Mocht men in Peter
het lichtelijk vegetarische van zijn ‘versterving’ willen critiseren, men kan
niet ontkennen, dat de gang van de ongebondenheid naar de ascese een gang, een
werkelijke ontwikkelingsgang is. Maar nu Hinne Rode. Wat u van deze fuivende
jongeling bijblijft, is niet veel meer dan een bonte kamerjapon om een volkomen
stijve etalagepop. Hinne Rode is een amorele, in de giftige roes van het
zinneleven verstrikte wereldling, maar hij is voorts ook auteur, ontcijfert
platonische teksten en werkt aan niet minder dan een ‘chaldeeuwsche roman’. Hoe
deze dingen te rijmen? Een groot schrijver zou het weten te suggereren, maar Van
Genderen Stort blijkt machteloos tegenover het gegeven, dat hij zichzelf heeft
opgelegd. Zijn held wordt een caricatuur, die avonturen uit een haremfilm
beleeft en op even dwaze wijze ‘aan de cultuur doet’, om te eindigen in een
zinneloos huwelijk met Maghen. Als zij niet dood zijn, dan leven zij nog; maar
het slot van Kleine Inez, hoe verbeten eenzijdig ook, miste de
zotte geforceerdheid van deze ‘Oplossing’ en steeg er mijlen bovenuit. Dit gelove, wie het geloven wil. ...

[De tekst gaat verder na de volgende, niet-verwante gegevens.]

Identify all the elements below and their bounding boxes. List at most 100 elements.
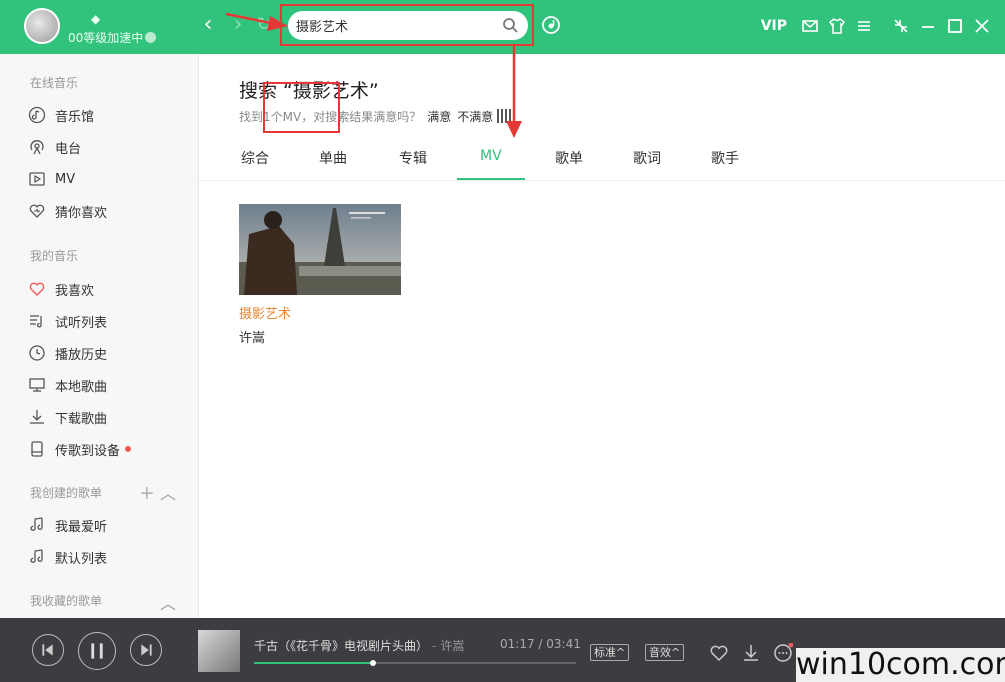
sidebar-item-label: 传歌到设备 [55,443,121,459]
tab-songs[interactable]: 单曲 [319,148,347,168]
sidebar-item-mv[interactable]: MV [28,168,75,190]
sidebar-item-label: 我最爱听 [55,519,108,535]
pause-button[interactable] [78,632,116,670]
close-icon[interactable] [973,17,991,35]
vip-button[interactable]: VIP [761,18,787,34]
avatar[interactable] [24,8,60,44]
sidebar-item-local-songs[interactable]: 本地歌曲 [28,374,107,396]
mv-title-link[interactable]: 摄影艺术 [239,303,291,322]
collapse-chevron-icon[interactable]: ︿ [160,590,176,614]
result-tabs: 综合 单曲 专辑 MV 歌单 歌词 歌手 [199,134,1005,181]
clock-icon [29,345,45,361]
progress-fill [254,662,374,664]
maximize-icon[interactable] [946,17,964,35]
download-icon [30,410,44,424]
sidebar-item-label: 电台 [55,141,82,157]
main-content: 搜索 “摄影艺术” 找到1个MV，对搜索结果满意吗？ 满意 不满意 综合 单曲 专辑… [199,54,1005,618]
song-artist[interactable]: 许嵩 [440,639,464,653]
quality-button[interactable]: 标准^ [590,644,630,661]
effect-button[interactable]: 音效^ [645,644,685,661]
progress-bar[interactable] [254,660,576,666]
download-icon[interactable] [741,643,761,663]
skin-shirt-icon[interactable] [828,17,846,35]
collapse-chevron-icon[interactable]: ︿ [160,484,176,503]
tab-comprehensive[interactable]: 综合 [241,148,269,168]
window-controls: VIP [761,14,991,38]
more-options-icon[interactable] [773,643,793,663]
new-dot-badge [125,446,132,452]
sidebar-item-trial-list[interactable]: 试听列表 [28,310,107,332]
device-icon [31,441,43,457]
watermark: win10com.com [796,647,1005,682]
section-collected-playlists: 我收藏的歌单 [30,594,103,608]
tab-playlists[interactable]: 歌单 [555,148,583,168]
note-icon [30,517,43,531]
like-heart-icon[interactable] [709,643,729,663]
refresh-button[interactable]: ↻ [254,13,274,37]
created-playlists-tools: ＋ ︿ [139,480,176,504]
mail-icon[interactable] [801,17,819,35]
tab-mv[interactable]: MV [480,148,502,164]
sidebar-item-downloads[interactable]: 下载歌曲 [28,406,107,428]
sidebar-item-label: MV [55,171,76,187]
add-playlist-icon[interactable]: ＋ [139,484,155,503]
active-tab-underline [457,178,525,180]
sidebar-item-label: 播放历史 [55,347,108,363]
album-cover[interactable] [198,630,240,672]
heart-icon [29,282,45,296]
previous-button[interactable] [32,634,64,666]
play-time: 01:17 / 03:41 [500,637,581,651]
quality-label: 标准 [594,646,616,659]
sidebar-item-default-list[interactable]: 默认列表 [28,546,107,568]
forward-button[interactable]: › [228,13,248,37]
music-hall-icon [28,106,46,124]
user-level[interactable]: 00等级加速中 [68,29,157,46]
mini-mode-icon[interactable] [892,17,910,35]
sidebar-item-music-hall[interactable]: 音乐馆 [28,104,94,126]
tab-highlight-box [263,82,340,133]
search-highlight-box [280,4,534,46]
back-button[interactable]: ‹ [198,13,218,37]
satisfied-link[interactable]: 满意 [427,110,451,124]
sidebar-item-radio[interactable]: 电台 [28,136,81,158]
pause-icon [91,643,103,659]
sidebar-item-label: 音乐馆 [55,109,95,125]
playlist-icon [30,315,42,328]
mv-thumbnail-image [239,204,401,295]
monitor-icon [29,378,45,392]
next-icon [141,644,152,656]
mv-thumbnail[interactable] [239,204,401,295]
mv-artist-link[interactable]: 许嵩 [239,327,265,346]
tab-albums[interactable]: 专辑 [399,148,427,168]
song-title[interactable]: 千古（《花千骨》电视剧片头曲） [254,639,428,653]
mv-icon [29,172,45,186]
tab-singers[interactable]: 歌手 [711,148,739,168]
song-separator: - [432,639,437,653]
progress-knob[interactable] [370,660,377,666]
sidebar: 在线音乐 音乐馆 电台 MV 猜你喜欢 我的音乐 我喜欢 试听列表 播放历史 本… [0,54,199,618]
minimize-icon[interactable] [919,17,937,35]
sidebar-item-transfer-device[interactable]: 传歌到设备 [28,438,132,460]
previous-icon [42,644,53,656]
qr-code-icon[interactable] [497,109,512,123]
sidebar-item-label: 猜你喜欢 [55,205,108,221]
sidebar-item-my-favorites[interactable]: 我喜欢 [28,278,94,300]
unsatisfied-link[interactable]: 不满意 [457,110,493,124]
sidebar-item-label: 本地歌曲 [55,379,108,395]
menu-icon[interactable] [855,17,873,35]
section-my-music: 我的音乐 [30,249,79,263]
sidebar-item-label: 试听列表 [55,315,108,331]
sidebar-item-play-history[interactable]: 播放历史 [28,342,107,364]
sidebar-item-guess-you-like[interactable]: 猜你喜欢 [28,200,107,222]
speed-badge-icon [145,32,157,43]
effect-label: 音效 [649,646,671,659]
radio-icon [30,140,44,155]
next-button[interactable] [130,634,162,666]
sidebar-item-most-loved[interactable]: 我最爱听 [28,514,107,536]
section-created-playlists: 我创建的歌单 [30,486,103,500]
user-level-text[interactable]: 00等级加速中 [68,31,143,45]
diamond-icon[interactable]: ◆ [91,12,100,26]
tab-lyrics[interactable]: 歌词 [633,148,661,168]
music-recognition-icon[interactable] [541,15,561,35]
sidebar-item-label: 默认列表 [55,551,108,567]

Wat er überhaupt goed is in dit boek (en laat men dankbaar erkennen, dat de oude
Van Genderen Stort niet geheel is overleden), is een echo op Kleine
Inez. Soms gelukt het Stort plotseling, met een enkele zin, een enkel
woord, de sfeer te scheppen, die hij nodig heeft; maar het gelukt hem hier tè
zelden, dan dat men Hinne Rode een geslaagd werk zou kunnen
noemen. Alle ontbindende elementen, die in Kleine Inez als
kiem aanwezig waren, en daaronder vooral de lege precieusheid, woekeren hier
verder.
Merkwaardig is het, te zien, hoe het precieuze zich paart aan de afgrijselijke
gemeenplaats. Is het niet ontstellend, dat men een vrouw karakteriseert als
‘aanminnig en liefelijk’, of te zeggen, dat ‘Eros zich over (haar) ontfermt’?
Dit zijn banaliteiten, die geen enkel beeld oproepen, of het moest zijn dat van
een kalkeerplaatje. Wat te zeggen van de ongetwijfeld kostbare mededeling over
een door Hinne Rode geconsumeerde erwtensoep, ‘waarin behalve tomaten ook
varkensooren onmiskenbaar dreven’? Men voelt het, hier wordt het precieuze ...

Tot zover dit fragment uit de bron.